What are the costs of the Chinese regime's fixation on quelling dissent in the name of political order, or “stability”? This book project shows how China has reshaped its major social assistance program, Dibao, around this preoccupation, turning an effort to alleviate poverty into a tool of surveillance and repression. Novel datasets and a variety of methodologies show how this distortion of Dibao damages perceptions of government competence and legitimacy and can trigger unrest among those denied benefits. The project traces the transformation of China's approach to enforcing order at the turn of the 21st century and identifies the phenomenon of seepage whereby one policy—in this case, quelling dissent—alters the allocation of resources and goals of unrelated areas of government.
About the Speaker:
Jennifer Pan is an Assistant Professor of Communication, and an Assistant Professor, by courtesy, of Political Science and Sociology at Stanford University. Her research lies at the intersection of political communication, computational social science, and authoritarian politics. Pan focuses on how autocrats control information to shape public preferences and behaviors in the digital age, using experimental and computational methods with large-scale datasets on political activity in China and other non-democratic regimes.
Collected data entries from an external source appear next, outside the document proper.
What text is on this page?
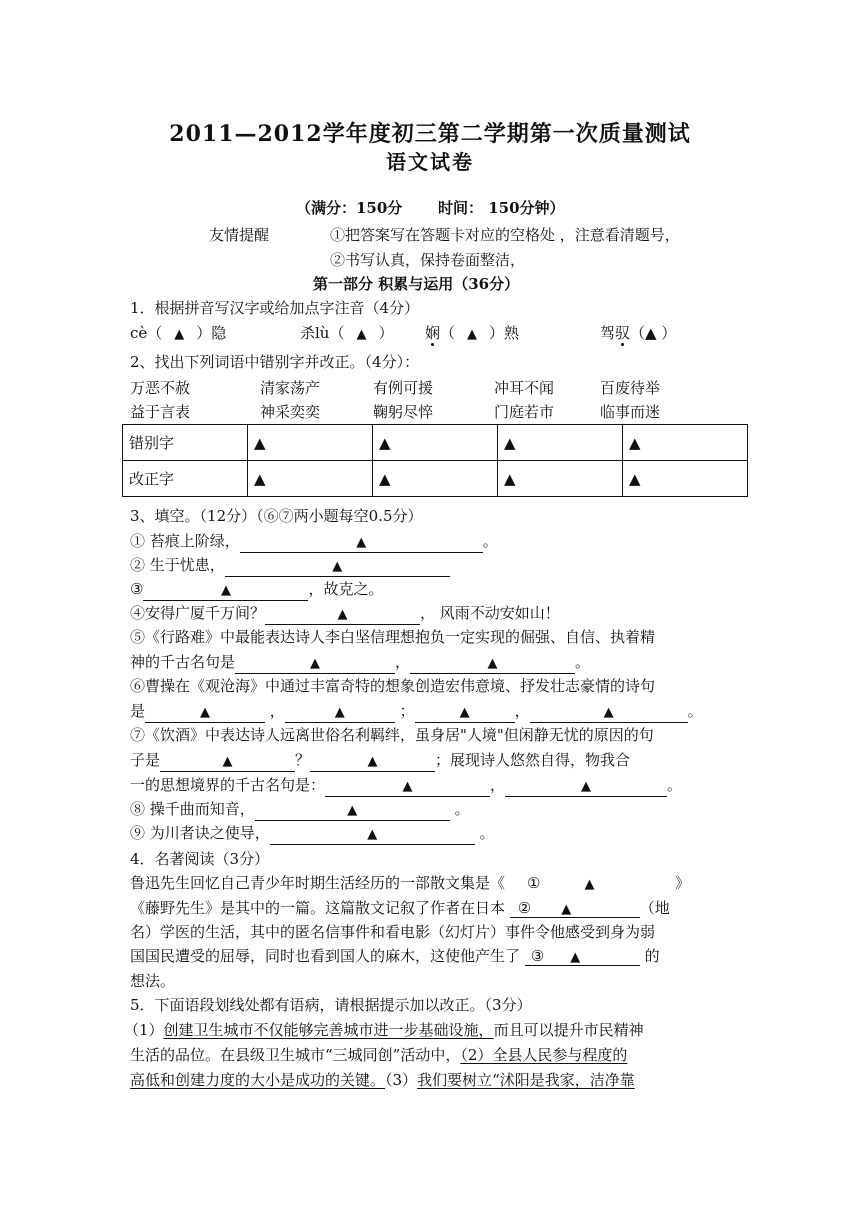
2011—2012学年度初三第二学期第一次质量测试
语文试卷
（满分：150分 时间： 150分钟）
友情提醒	①把答案写在答题卡对应的空格处 ，注意看清题号，
②书写认真，保持卷面整洁，
第一部分 积累与运用（36分）
1．根据拼音写汉字或给加点字注音（4分）
cè（ ▲ ）隐	杀lù（ ▲ ） 娴（ ▲ ）熟	驾驭（▲ ）
2、找出下列词语中错别字并改正。（4分）：
万恶不赦	清家荡产	有例可援	冲耳不闻	百废待举
益于言表	神采奕奕	鞠躬尽悴	门庭若市	临事而迷
错别字	▲	▲	▲	▲
改正字	▲	▲	▲	▲
3、填空。（12分）（⑥⑦两小题每空0.5分）
① 苔痕上阶绿，	▲	。
② 生于忧患，	▲
③	▲	，故克之。
④安得广厦千万间？	▲	， 风雨不动安如山！
⑤《行路难》中最能表达诗人李白坚信理想抱负一定实现的倔强、自信、执着精
神的千古名句是	▲	，	▲	。
⑥曹操在《观沧海》中通过丰富奇特的想象创造宏伟意境、抒发壮志豪情的诗句
是	▲	，	▲	；	▲	，	▲	。
⑦《饮酒》中表达诗人远离世俗名利羁绊，虽身居"人境"但闲静无忧的原因的句
子是	▲	？	▲	；展现诗人悠然自得，物我合
一的思想境界的千古名句是：	▲	，	▲	。
⑧ 操千曲而知音，	▲	。
⑨ 为川者诀之使导，	▲	。
4．名著阅读（3分）
鲁迅先生回忆自己青少年时期生活经历的一部散文集是《 ①	▲	》
《藤野先生》是其中的一篇。这篇散文记叙了作者在日本 ② ▲	（地
名）学医的生活，其中的匿名信事件和看电影（幻灯片）事件令他感受到身为弱
国国民遭受的屈辱，同时也看到国人的麻木，这使他产生了 ③ ▲	的
想法。
5．下面语段划线处都有语病，请根据提示加以改正。（3分）
（1）创建卫生城市不仅能够完善城市进一步基础设施，而且可以提升市民精神
生活的品位。在县级卫生城市“三城同创”活动中，（2）全县人民参与程度的
高低和创建力度的大小是成功的关键。（3）我们要树立“沭阳是我家，洁净靠
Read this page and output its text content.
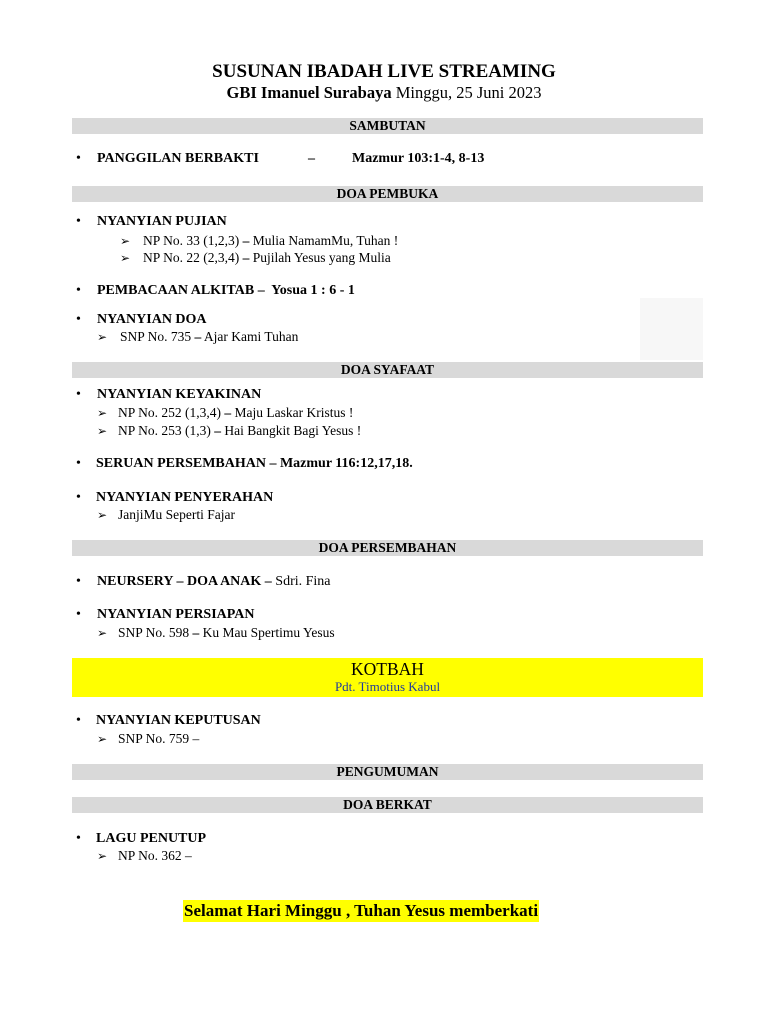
SUSUNAN IBADAH LIVE STREAMING
GBI Imanuel Surabaya Minggu, 25 Juni 2023
SAMBUTAN
• PANGGILAN BERBAKTI	–	Mazmur 103:1-4, 8-13
DOA PEMBUKA
• NYANYIAN PUJIAN
➢ NP No. 33 (1,2,3) – Mulia NamamMu, Tuhan !
➢ NP No. 22 (2,3,4) – Pujilah Yesus yang Mulia
• PEMBACAAN ALKITAB – Yosua 1 : 6 - 1
• NYANYIAN DOA
➢ SNP No. 735 – Ajar Kami Tuhan
DOA SYAFAAT
• NYANYIAN KEYAKINAN
➢ NP No. 252 (1,3,4) – Maju Laskar Kristus !
➢ NP No. 253 (1,3) – Hai Bangkit Bagi Yesus !
• SERUAN PERSEMBAHAN – Mazmur 116:12,17,18.
• NYANYIAN PENYERAHAN
➢ JanjiMu Seperti Fajar
DOA PERSEMBAHAN
• NEURSERY – DOA ANAK – Sdri. Fina
• NYANYIAN PERSIAPAN
➢ SNP No. 598 – Ku Mau Spertimu Yesus
KOTBAH
Pdt. Timotius Kabul
• NYANYIAN KEPUTUSAN
➢ SNP No. 759 –
PENGUMUMAN
DOA BERKAT
• LAGU PENUTUP
➢ NP No. 362 –
Selamat Hari Minggu , Tuhan Yesus memberkati
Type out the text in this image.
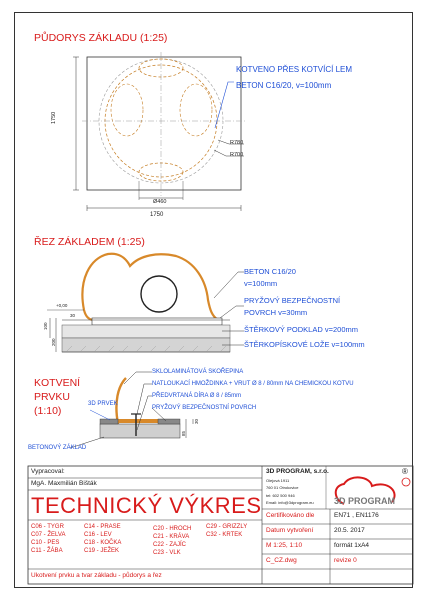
PŮDORYS ZÁKLADU (1:25)
KOTVENO PŘES KOTVÍCÍ LEM
BETON C16/20, v=100mm
1750
1750
Ø460
R780
R700
ŘEZ ZÁKLADEM (1:25)
BETON C16/20
v=100mm
PRYŽOVÝ BEZPEČNOSTNÍ
POVRCH v=30mm
ŠTĚRKOVÝ PODKLAD v=200mm
ŠTĚRKOPÍSKOVÉ LOŽE v=100mm
+0,00
100
30
200
KOTVENÍ
PRVKU
(1:10)
3D PRVEK
SKLOLAMINÁTOVÁ SKOŘEPINA
NATLOUKACÍ HMOŽDINKA + VRUT Ø 8 / 80mm NA CHEMICKOU KOTVU
PŘEDVRTANÁ DÍRA Ø 8 / 85mm
PRYŽOVÝ BEZPEČNOSTNÍ POVRCH
BETONOVÝ ZÁKLAD
85
30
Vypracoval:
MgA. Maxmilián Bišták
TECHNICKÝ VÝKRES
C06 - TYGR
C07 - ŽELVA
C10 - PES
C11 - ŽÁBA
C14 - PRASE
C16 - LEV
C18 - KOČKA
C19 - JEŽEK
C20 - HROCH
C21 - KRÁVA
C22 - ZAJÍC
C23 - VLK
C29 - GRIZZLY
C32 - KRTEK
Ukotvení prvku a tvar základu - půdorys a řez
3D PROGRAM, s.r.o.
Olejová 1911
760 01 Otrokovice
tel: 602 500 946
Email: info@3dprogram.eu 3D PROGRAM
®
Certifikováno dle	EN71 , EN1176
Datum vytvoření	20.5. 2017
M 1:25, 1:10	formát 1xA4
C_CZ.dwg	revize 0
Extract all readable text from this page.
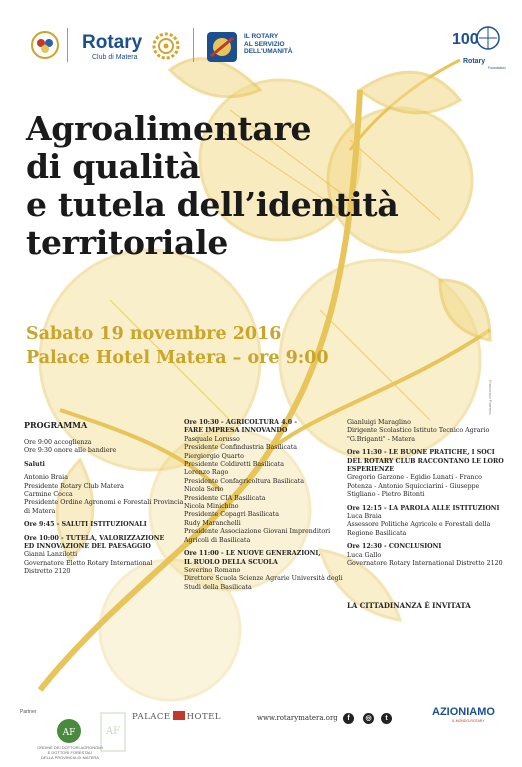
Rotary
Club di Matera
IL ROTARY
AL SERVIZIO
DELL'UMANITÀ
100
Rotary
Foundation
Agroalimentare
di qualità
e tutela dell’identità
territoriale
Sabato 19 novembre 2016
Palace Hotel Matera – ore 9:00
Francesco Palermo
PROGRAMMA
Ore 9:00 accoglienza
Ore 9:30 onore alle bandiere
Saluti
Antonio Braia
Presidente Rotary Club Matera
Carmine Cocca
Presidente Ordine Agronomi e Forestali Provincia
di Matera
Ore 9:45 - SALUTI ISTITUZIONALI
Ore 10:00 - TUTELA, VALORIZZAZIONE
ED INNOVAZIONE DEL PAESAGGIO
Gianni Lanzilotti
Governatore Eletto Rotary International
Distretto 2120
Ore 10:30 - AGRICOLTURA 4.0 -
FARE IMPRESA INNOVANDO
Pasquale Lorusso
Presidente Confindustria Basilicata
Piergiorgio Quarto
Presidente Coldiretti Basilicata
Lorenzo Rago
Presidente Confagricoltura Basilicata
Nicola Serio
Presidente CIA Basilicata
Nicola Minichino
Presidente Copagri Basilicata
Rudy Maranchelli
Presidente Associazione Giovani Imprenditori
Agricoli di Basilicata
Ore 11:00 - LE NUOVE GENERAZIONI,
IL RUOLO DELLA SCUOLA
Severino Romano
Direttore Scuola Scienze Agrarie Università degli
Studi della Basilicata
Gianluigi Maraglino
Dirigente Scolastico Istituto Tecnico Agrario
"G.Briganti" - Matera
Ore 11:30 - LE BUONE PRATICHE, I SOCI
DEL ROTARY CLUB RACCONTANO LE LORO
ESPERIENZE
Gregorio Garzone - Egidio Lunati - Franco
Potenza - Antonio Squicciarini - Giuseppe
Stigliano - Pietro Bitonti
Ore 12:15 - LA PAROLA ALLE ISTITUZIONI
Luca Braia
Assessore Politiche Agricole e Forestali della
Regione Basilicata
Ore 12:30 - CONCLUSIONI
Luca Gallo
Governatore Rotary International Distretto 2120
LA CITTADINANZA È INVITATA
Partner
AF	AF
ORDINE DEI DOTTORI AGRONOMI
E DOTTORI FORESTALI
DELLA PROVINCIA DI MATERA
PALACE HOTEL	www.rotarymatera.org	f	◎	t
AZIONIAMO
IL MONDO-ROTARY
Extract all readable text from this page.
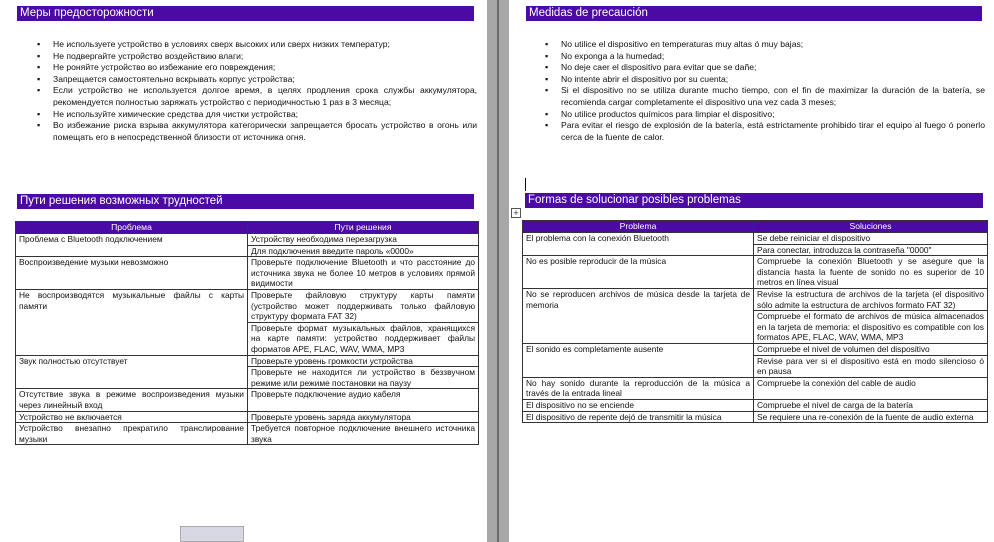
Меры предосторожности
▪ Не используете устройство в условиях сверх высоких или сверх низких температур;
▪ Не подвергайте устройство воздействию влаги;
▪ Не роняйте устройство во избежание его повреждения;
▪ Запрещается самостоятельно вскрывать корпус устройства;
▪ Если устройство не используется долгое время, в целях продления срока службы аккумулятора, рекомендуется полностью заряжать устройство с периодичностью 1 раз в 3 месяца;
▪ Не используйте химические средства для чистки устройства;
▪ Во избежание риска взрыва аккумулятора категорически запрещается бросать устройство в огонь или помещать его в непосредственной близости от источника огня.
Пути решения возможных трудностей
Проблема	Пути решения
Проблема с Bluetooth подключением	Устройству необходима перезагрузка
	Для подключения введите пароль «0000»
Воспроизведение музыки невозможно	Проверьте подключение Bluetooth и что расстояние до источника звука не более 10 метров в условиях прямой видимости
Не воспроизводятся музыкальные файлы с карты памяти	Проверьте файловую структуру карты памяти (устройство может поддерживать только файловую структуру формата FAT 32)
	Проверьте формат музыкальных файлов, хранящихся на карте памяти: устройство поддерживает файлы форматов APE, FLAC, WAV, WMA, MP3
Звук полностью отсутствует	Проверьте уровень громкости устройства
	Проверьте не находится ли устройство в беззвучном режиме или режиме постановки на паузу
Отсутствие звука в режиме воспроизведения музыки через линейный вход	Проверьте подключение аудио кабеля
Устройство не включается	Проверьте уровень заряда аккумулятора
Устройство внезапно прекратило транслирование музыки	Требуется повторное подключение внешнего источника звука
Medidas de precaución
▪ No utilice el dispositivo en temperaturas muy altas ó muy bajas;
▪ No exponga a la humedad;
▪ No deje caer el dispositivo para evitar que se dañe;
▪ No intente abrir el dispositivo por su cuenta;
▪ Si el dispositivo no se utiliza durante mucho tiempo, con el fin de maximizar la duración de la batería, se recomienda cargar completamente el dispositivo una vez cada 3 meses;
▪ No utilice productos químicos para limpiar el dispositivo;
▪ Para evitar el riesgo de explosión de la batería, está estrictamente prohibido tirar el equipo al fuego ó ponerlo cerca de la fuente de calor.
Formas de solucionar posibles problemas
Problema	Soluciones
El problema con la conexión Bluetooth	Se debe reiniciar el dispositivo
	Para conectar, introduzca la contraseña "0000"
No es posible reproducir de la música	Compruebe la conexión Bluetooth y se asegure que la distancia hasta la fuente de sonido no es superior de 10 metros en línea visual
No se reproducen archivos de música desde la tarjeta de memoria	Revise la estructura de archivos de la tarjeta (el dispositivo sólo admite la estructura de archivos formato FAT 32)
	Compruebe el formato de archivos de música almacenados en la tarjeta de memoria: el dispositivo es compatible con los formatos APE, FLAC, WAV, WMA, MP3
El sonido es completamente ausente	Compruebe el nivel de volumen del dispositivo
	Revise para ver si el dispositivo está en modo silencioso ó en pausa
No hay sonido durante la reproducción de la música a través de la entrada lineal	Compruebe la conexión del cable de audio
El dispositivo no se enciende	Compruebe el nivel de carga de la batería
El dispositivo de repente dejó de transmitir la música	Se requiere una re-conexión de la fuente de audio externa
+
Her work has appeared in peer-reviewed publications such as the American Political Science Review, American Journal of Political Science, The Journal of Politics, and Science. Pan received her Ph.D. from Harvard University’s Department of Government, and she received her A.B. from the Woodrow Wilson School of Public and International Affairs at Princeton University. More information on her work can be found at jenpan.com.
This lecture is part of the 2019-2020 annual lecture series on "Using Scientific Evidence to Address Social Challenges in China" cosponsored by the Columbia China Center for Social Policy and Weatherhead East Asian Institute and supported by the Columbia School of Social Work.